Unwilling to hear any more of the sex lives of Hampstead denizens Ollie got up, “I have to go Johnson. I’ll let you know about the tables.”
By nine o’clock Rion was ready to move out. Water had started trickling over the high first step about half an hour before. In the flickering candlelight she could see several large pools on the chamber floor – several large pools getting larger, she realised unhappily.
It was time for action.
Wriggling out of the snug sleeping bag Rion was surprised at how cold it was. With her throat beginning to burn and her limbs feeling suddenly heavy, Rion struggled into her black and white checked trousers, pulled on her fleece and swung her legs over the edge of the bed.

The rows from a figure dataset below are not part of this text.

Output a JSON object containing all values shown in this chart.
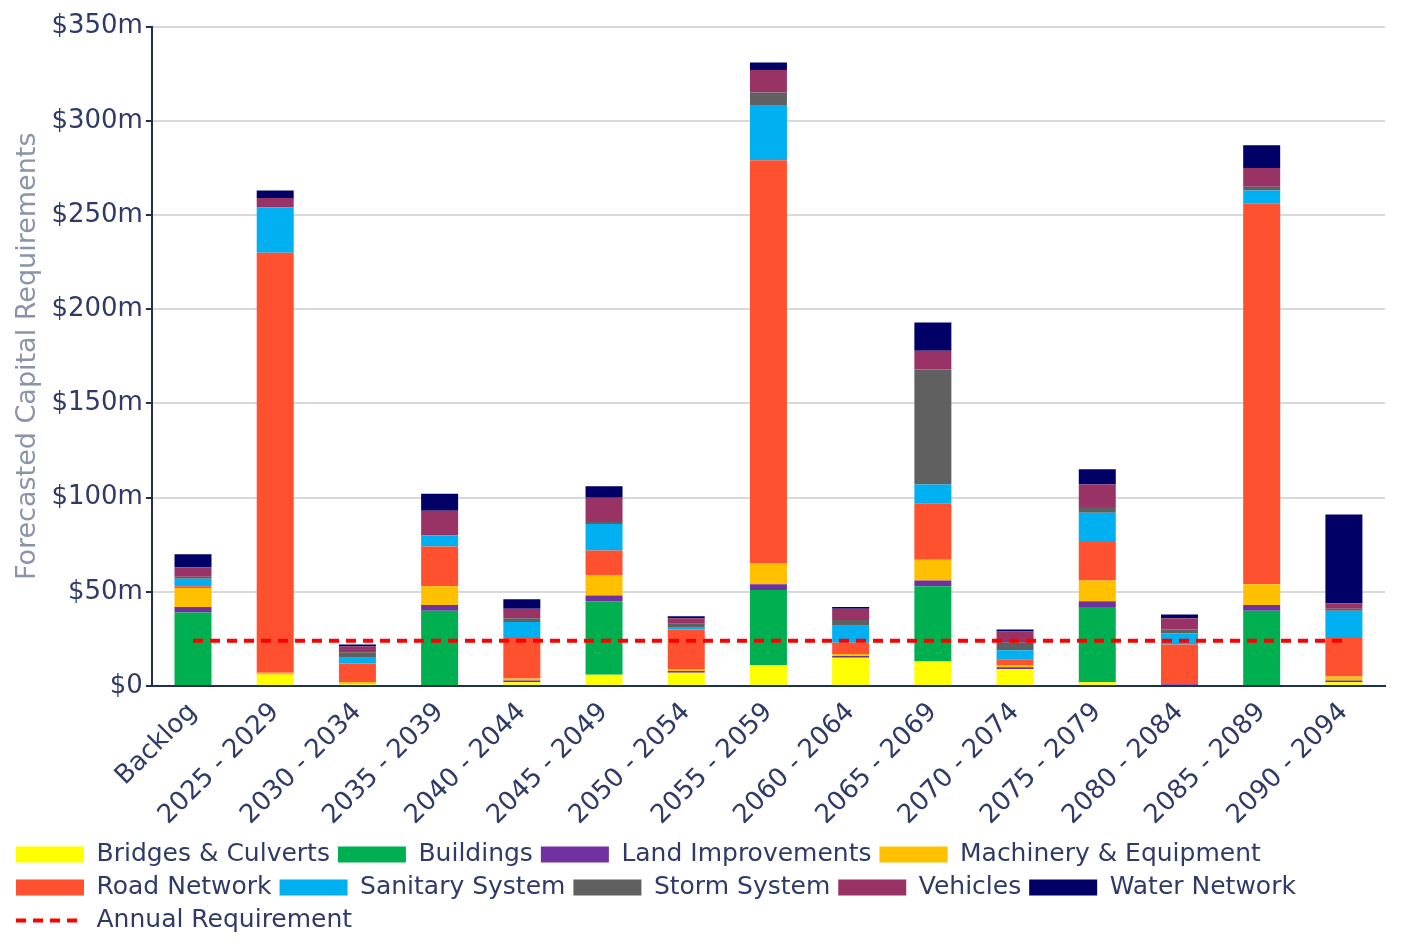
{
  "chart_data": {
    "type": "bar",
    "stacked": true,
    "ylabel": "Forecasted Capital Requirements",
    "categories": [
      "Backlog",
      "2025 - 2029",
      "2030 - 2034",
      "2035 - 2039",
      "2040 - 2044",
      "2045 - 2049",
      "2050 - 2054",
      "2055 - 2059",
      "2060 - 2064",
      "2065 - 2069",
      "2070 - 2074",
      "2075 - 2079",
      "2080 - 2084",
      "2085 - 2089",
      "2090 - 2094"
    ],
    "series": [
      {
        "name": "Bridges & Culverts",
        "color": "#ffff00",
        "values": [
          0,
          6,
          1,
          0,
          2,
          6,
          7,
          11,
          15,
          13,
          9,
          2,
          0,
          0,
          2
        ]
      },
      {
        "name": "Buildings",
        "color": "#00b050",
        "values": [
          39,
          0,
          0,
          40,
          0,
          39,
          0,
          40,
          0,
          40,
          0,
          40,
          0,
          40,
          0
        ]
      },
      {
        "name": "Land Improvements",
        "color": "#7030a0",
        "values": [
          3,
          0,
          0,
          3,
          1,
          3,
          1,
          3,
          1,
          3,
          1,
          3,
          1,
          3,
          1
        ]
      },
      {
        "name": "Machinery & Equipment",
        "color": "#ffc000",
        "values": [
          10,
          1,
          1,
          10,
          1,
          11,
          1,
          11,
          1,
          11,
          1,
          11,
          0,
          11,
          2
        ]
      },
      {
        "name": "Road Network",
        "color": "#ff5030",
        "values": [
          1,
          223,
          10,
          21,
          22,
          13,
          21,
          214,
          6,
          30,
          3,
          21,
          21,
          202,
          21
        ]
      },
      {
        "name": "Sanitary System",
        "color": "#00b0f0",
        "values": [
          4,
          24,
          3,
          6,
          8,
          14,
          1,
          29,
          9,
          10,
          5,
          15,
          6,
          7,
          14
        ]
      },
      {
        "name": "Storm System",
        "color": "#606060",
        "values": [
          1,
          0,
          3,
          0,
          2,
          1,
          2,
          7,
          3,
          61,
          4,
          3,
          2,
          2,
          1
        ]
      },
      {
        "name": "Vehicles",
        "color": "#993366",
        "values": [
          5,
          5,
          3,
          13,
          5,
          13,
          3,
          12,
          6,
          10,
          6,
          12,
          6,
          10,
          3
        ]
      },
      {
        "name": "Water Network",
        "color": "#000066",
        "values": [
          7,
          4,
          1,
          9,
          5,
          6,
          1,
          4,
          1,
          15,
          1,
          8,
          2,
          12,
          47
        ]
      },
      {
        "name": "Annual Requirement",
        "type": "line",
        "color": "#ff0000",
        "line_style": "dashed",
        "marker": "none",
        "values": [
          24,
          24,
          24,
          24,
          24,
          24,
          24,
          24,
          24,
          24,
          24,
          24,
          24,
          24,
          24
        ]
      }
    ],
    "ylim": [
      0,
      350
    ],
    "yticks": [
      {
        "value": 0,
        "label": "$0"
      },
      {
        "value": 50,
        "label": "$50m"
      },
      {
        "value": 100,
        "label": "$100m"
      },
      {
        "value": 150,
        "label": "$150m"
      },
      {
        "value": 200,
        "label": "$200m"
      },
      {
        "value": 250,
        "label": "$250m"
      },
      {
        "value": 300,
        "label": "$300m"
      },
      {
        "value": 350,
        "label": "$350m"
      }
    ],
    "grid": "y",
    "legend": "bottom"
  }
}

The first disappointment was finding her trainers, an island of shoe in one of the large pools beneath the bed. She shivered. There could be nothing worse than squeezing cold feet into already wet sneakers.
Rion felt she was starring in her own Gothic horror film as the guttering candle threw uncomfortable shapes over the ceiling and walls. She grabbed the pencil-torch from the shelf, pulled on her white pac-a-mac and drew back the now sodden, heavy pink blanket from the doorway. The accompanying breeze blew out the already sputtering candles.
Switching on the torch Rion was dismayed to find its weak beam barely pierced the darkness. “Here we go Rion,” she said to herself, strengthened by the sound of her own voice. “Think of Blondin, think of crossing – ” the next word came surprisingly naturally as Rion took her first step into the pool that had once been the little clearing, “the Niagara,” she said miserably, feeling the cold water slosh into her shoes and around her feet.